Entendemos entonces a qué se refiere el feminismo cuando denuncia la hipersexualización de las mujeres, el que siempre estemos desnudas en público, mientras que los hombres siempre están vestidos. Entendemos también la socialización en los estereotipos de género y en el machismo. Y lo entendemos todavía mejor si vemos las revistas dirigidas a un “público femenino”. ¿Cómo posan en ellas las mujeres?




Podemos preguntarnos qué nos lleva a aceptar posar (semi)desnudas e hipersexualizadas en revistas machistas. La respuesta es que debido a nuestra socialización, cambiamos nuestra actitud, pose, vestimenta, etc., si hay hombres delante. En ese momento, los vestidos de las campanadas pasan a ser como los que lleva Pedroche; los vestidos de festivales o entregas de premios pasan a ser los que veremos a continuación; las poses en las fotografías pasan a ser las de FHM. ¿Cuántos hombres en eventos llevan ropa que transparente su cuerpo o que muestre parte de sus genitales? ¿Imagináis a hombres con una vestimenta similar a las siguientes? ¿Imagináis que tantos hombres “elijan” trajes que dejen descubierto su pecho, espalda o glúteos?[13][14]

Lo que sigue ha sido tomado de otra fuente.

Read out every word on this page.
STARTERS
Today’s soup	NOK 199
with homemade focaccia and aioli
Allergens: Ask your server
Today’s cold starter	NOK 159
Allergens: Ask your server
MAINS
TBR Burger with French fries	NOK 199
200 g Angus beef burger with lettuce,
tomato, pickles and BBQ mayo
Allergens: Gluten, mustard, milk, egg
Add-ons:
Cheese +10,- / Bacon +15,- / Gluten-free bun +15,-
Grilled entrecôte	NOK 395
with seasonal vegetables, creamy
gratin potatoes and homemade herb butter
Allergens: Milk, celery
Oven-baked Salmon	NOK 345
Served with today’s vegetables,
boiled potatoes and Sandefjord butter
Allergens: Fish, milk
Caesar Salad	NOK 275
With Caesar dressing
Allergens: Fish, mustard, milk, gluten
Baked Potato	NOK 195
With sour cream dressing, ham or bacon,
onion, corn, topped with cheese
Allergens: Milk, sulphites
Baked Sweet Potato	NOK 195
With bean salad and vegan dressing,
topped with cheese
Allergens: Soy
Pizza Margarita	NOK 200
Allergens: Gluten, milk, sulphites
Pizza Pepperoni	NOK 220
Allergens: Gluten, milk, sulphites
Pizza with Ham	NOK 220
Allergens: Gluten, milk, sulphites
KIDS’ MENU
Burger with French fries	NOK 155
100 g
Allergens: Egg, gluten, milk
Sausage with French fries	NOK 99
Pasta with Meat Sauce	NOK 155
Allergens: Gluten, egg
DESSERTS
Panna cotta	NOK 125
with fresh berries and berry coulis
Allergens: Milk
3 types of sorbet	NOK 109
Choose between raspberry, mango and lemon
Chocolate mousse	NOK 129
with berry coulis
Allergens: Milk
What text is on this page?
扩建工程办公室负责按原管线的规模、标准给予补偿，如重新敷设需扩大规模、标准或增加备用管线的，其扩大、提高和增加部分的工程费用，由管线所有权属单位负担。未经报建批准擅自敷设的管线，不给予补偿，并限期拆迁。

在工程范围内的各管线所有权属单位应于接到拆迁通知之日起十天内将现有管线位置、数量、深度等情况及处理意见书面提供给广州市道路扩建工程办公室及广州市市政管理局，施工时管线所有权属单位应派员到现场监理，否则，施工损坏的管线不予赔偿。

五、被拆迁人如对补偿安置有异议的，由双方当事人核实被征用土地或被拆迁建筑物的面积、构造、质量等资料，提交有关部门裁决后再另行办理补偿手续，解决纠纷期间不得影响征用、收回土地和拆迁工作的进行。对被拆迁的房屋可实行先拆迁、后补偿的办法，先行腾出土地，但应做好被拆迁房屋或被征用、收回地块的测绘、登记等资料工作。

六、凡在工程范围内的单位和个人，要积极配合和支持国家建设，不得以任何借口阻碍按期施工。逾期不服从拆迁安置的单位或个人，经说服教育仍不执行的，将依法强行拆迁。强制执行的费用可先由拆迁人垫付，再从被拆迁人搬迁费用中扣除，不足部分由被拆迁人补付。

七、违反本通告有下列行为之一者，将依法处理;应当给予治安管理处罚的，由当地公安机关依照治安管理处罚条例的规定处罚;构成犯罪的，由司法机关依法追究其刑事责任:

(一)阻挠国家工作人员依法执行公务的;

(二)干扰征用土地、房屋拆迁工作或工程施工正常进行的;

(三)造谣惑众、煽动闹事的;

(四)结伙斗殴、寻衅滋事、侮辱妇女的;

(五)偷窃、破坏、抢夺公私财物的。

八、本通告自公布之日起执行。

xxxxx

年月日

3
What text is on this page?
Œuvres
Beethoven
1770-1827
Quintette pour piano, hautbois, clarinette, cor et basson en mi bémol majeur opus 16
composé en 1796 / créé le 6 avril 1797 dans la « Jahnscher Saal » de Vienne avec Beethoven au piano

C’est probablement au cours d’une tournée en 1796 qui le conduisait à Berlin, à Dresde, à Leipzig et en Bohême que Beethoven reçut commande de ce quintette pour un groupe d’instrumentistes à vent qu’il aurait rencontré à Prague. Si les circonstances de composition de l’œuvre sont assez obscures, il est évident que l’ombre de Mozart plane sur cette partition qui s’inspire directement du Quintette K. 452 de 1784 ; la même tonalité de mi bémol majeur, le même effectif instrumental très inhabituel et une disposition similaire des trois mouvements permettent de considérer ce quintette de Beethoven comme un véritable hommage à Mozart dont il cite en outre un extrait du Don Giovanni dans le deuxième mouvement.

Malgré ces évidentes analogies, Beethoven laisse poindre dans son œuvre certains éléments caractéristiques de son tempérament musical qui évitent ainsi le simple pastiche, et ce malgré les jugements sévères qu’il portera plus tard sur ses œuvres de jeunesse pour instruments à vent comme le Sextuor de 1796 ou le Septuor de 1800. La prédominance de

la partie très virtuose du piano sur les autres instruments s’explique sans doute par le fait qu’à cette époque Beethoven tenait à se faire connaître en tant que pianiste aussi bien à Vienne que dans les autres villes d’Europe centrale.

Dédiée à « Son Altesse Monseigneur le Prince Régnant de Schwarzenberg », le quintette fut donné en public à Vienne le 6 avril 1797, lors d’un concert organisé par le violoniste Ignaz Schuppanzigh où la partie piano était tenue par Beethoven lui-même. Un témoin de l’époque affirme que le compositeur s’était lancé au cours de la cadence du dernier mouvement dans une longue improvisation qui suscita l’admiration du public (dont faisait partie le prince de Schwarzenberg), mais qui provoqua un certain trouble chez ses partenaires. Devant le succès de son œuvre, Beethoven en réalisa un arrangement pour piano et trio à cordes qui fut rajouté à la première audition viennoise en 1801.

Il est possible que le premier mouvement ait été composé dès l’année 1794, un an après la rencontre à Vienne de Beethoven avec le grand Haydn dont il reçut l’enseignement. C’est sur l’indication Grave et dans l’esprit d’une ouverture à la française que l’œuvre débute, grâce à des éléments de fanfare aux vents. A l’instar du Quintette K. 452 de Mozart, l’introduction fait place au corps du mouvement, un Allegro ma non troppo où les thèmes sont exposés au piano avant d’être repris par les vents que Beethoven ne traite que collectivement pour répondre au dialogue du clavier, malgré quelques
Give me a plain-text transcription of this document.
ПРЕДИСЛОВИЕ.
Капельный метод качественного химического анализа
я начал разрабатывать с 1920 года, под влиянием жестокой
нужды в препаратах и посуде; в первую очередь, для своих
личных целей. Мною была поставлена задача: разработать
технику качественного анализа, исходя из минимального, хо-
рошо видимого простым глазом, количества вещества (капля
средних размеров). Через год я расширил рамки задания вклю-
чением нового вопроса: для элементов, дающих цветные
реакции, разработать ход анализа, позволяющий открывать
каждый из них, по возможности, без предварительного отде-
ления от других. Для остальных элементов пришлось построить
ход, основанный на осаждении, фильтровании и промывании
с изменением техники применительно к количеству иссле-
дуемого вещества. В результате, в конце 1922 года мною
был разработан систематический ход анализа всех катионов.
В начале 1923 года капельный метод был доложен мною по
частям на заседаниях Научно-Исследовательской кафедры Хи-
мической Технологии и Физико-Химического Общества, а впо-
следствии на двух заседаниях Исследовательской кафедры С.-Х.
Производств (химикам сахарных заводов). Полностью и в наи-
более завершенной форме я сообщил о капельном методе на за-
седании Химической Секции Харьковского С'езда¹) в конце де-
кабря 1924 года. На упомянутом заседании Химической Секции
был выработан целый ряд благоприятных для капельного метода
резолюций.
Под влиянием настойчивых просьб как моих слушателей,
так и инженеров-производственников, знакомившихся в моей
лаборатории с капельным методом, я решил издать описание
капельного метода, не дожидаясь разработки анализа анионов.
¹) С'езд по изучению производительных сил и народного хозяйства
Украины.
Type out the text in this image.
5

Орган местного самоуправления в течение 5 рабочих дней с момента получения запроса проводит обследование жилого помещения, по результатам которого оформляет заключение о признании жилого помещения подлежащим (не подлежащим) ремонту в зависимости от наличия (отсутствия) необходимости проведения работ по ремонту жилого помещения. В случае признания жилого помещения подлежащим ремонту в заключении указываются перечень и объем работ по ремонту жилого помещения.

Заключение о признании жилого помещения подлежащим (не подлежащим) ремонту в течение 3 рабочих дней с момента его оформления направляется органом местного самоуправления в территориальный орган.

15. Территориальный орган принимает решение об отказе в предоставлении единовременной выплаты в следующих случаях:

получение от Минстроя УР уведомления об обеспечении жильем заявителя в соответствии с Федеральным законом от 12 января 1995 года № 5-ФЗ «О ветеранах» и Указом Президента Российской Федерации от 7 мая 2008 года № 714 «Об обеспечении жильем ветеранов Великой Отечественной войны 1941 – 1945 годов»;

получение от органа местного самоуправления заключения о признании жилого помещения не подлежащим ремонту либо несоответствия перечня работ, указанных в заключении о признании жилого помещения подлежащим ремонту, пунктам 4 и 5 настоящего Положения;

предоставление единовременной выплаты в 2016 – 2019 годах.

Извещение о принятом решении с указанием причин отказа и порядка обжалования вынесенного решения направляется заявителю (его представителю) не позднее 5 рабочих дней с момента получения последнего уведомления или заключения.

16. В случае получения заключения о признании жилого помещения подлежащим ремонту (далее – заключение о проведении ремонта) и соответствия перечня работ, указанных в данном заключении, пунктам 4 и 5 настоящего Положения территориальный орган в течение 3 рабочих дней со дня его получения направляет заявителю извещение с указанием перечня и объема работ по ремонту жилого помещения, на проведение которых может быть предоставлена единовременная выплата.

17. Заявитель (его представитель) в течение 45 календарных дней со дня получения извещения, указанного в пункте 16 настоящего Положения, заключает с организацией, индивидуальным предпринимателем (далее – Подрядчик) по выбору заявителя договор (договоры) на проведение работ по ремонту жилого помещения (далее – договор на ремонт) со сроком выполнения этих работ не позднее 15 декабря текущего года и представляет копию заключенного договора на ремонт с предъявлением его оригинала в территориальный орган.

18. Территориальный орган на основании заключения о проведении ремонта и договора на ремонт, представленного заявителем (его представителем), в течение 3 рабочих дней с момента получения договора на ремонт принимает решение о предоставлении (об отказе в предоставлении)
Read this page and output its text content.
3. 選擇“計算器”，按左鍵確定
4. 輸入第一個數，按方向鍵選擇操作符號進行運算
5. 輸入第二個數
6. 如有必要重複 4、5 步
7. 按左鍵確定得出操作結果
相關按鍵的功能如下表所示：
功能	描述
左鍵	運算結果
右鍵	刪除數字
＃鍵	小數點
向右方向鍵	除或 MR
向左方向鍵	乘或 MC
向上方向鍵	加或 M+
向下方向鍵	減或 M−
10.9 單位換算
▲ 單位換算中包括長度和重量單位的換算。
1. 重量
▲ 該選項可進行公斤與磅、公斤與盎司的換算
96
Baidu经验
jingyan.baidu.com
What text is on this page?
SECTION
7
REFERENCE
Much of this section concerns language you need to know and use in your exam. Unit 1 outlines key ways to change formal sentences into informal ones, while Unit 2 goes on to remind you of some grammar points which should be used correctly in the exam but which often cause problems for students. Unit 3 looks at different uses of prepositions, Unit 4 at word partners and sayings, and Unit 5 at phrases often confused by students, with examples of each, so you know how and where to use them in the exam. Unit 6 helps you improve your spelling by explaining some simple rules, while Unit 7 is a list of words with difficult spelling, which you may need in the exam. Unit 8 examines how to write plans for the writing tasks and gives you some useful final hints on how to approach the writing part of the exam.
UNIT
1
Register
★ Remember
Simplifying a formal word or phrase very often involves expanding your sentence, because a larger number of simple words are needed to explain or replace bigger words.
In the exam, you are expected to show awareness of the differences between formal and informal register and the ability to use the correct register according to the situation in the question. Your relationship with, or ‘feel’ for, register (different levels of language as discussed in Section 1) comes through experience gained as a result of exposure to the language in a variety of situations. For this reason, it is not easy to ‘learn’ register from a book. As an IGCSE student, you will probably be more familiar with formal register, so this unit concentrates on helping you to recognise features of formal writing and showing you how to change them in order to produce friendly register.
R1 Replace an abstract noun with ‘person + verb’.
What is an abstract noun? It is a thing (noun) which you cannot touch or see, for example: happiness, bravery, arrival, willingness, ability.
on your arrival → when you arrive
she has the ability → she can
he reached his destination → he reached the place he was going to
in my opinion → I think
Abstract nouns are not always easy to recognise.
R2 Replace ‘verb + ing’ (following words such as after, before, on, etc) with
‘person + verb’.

Imaginad ahora un acto en el que solo hubiese mujeres o un programa de fin de año que solo fuese visto por mujeres, ¿las invitadas y presentadoras irían vestidas igual que si el público fuese masculino? No, porque ninguna tendría la presión de estar a la altura de lo que el canon de belleza machista exige: estar sexy e hipersexualizada. Basta que una parte de las personas que nos miren sean hombres para que todo cambie. Y no hace falta que sea una revista abiertamente machista como FHM. A continuación vemos las diferencias (poses, ropa, mirada, gestos) que hay entre las fotos que se hacen a una mujer y a un hombre[15][16].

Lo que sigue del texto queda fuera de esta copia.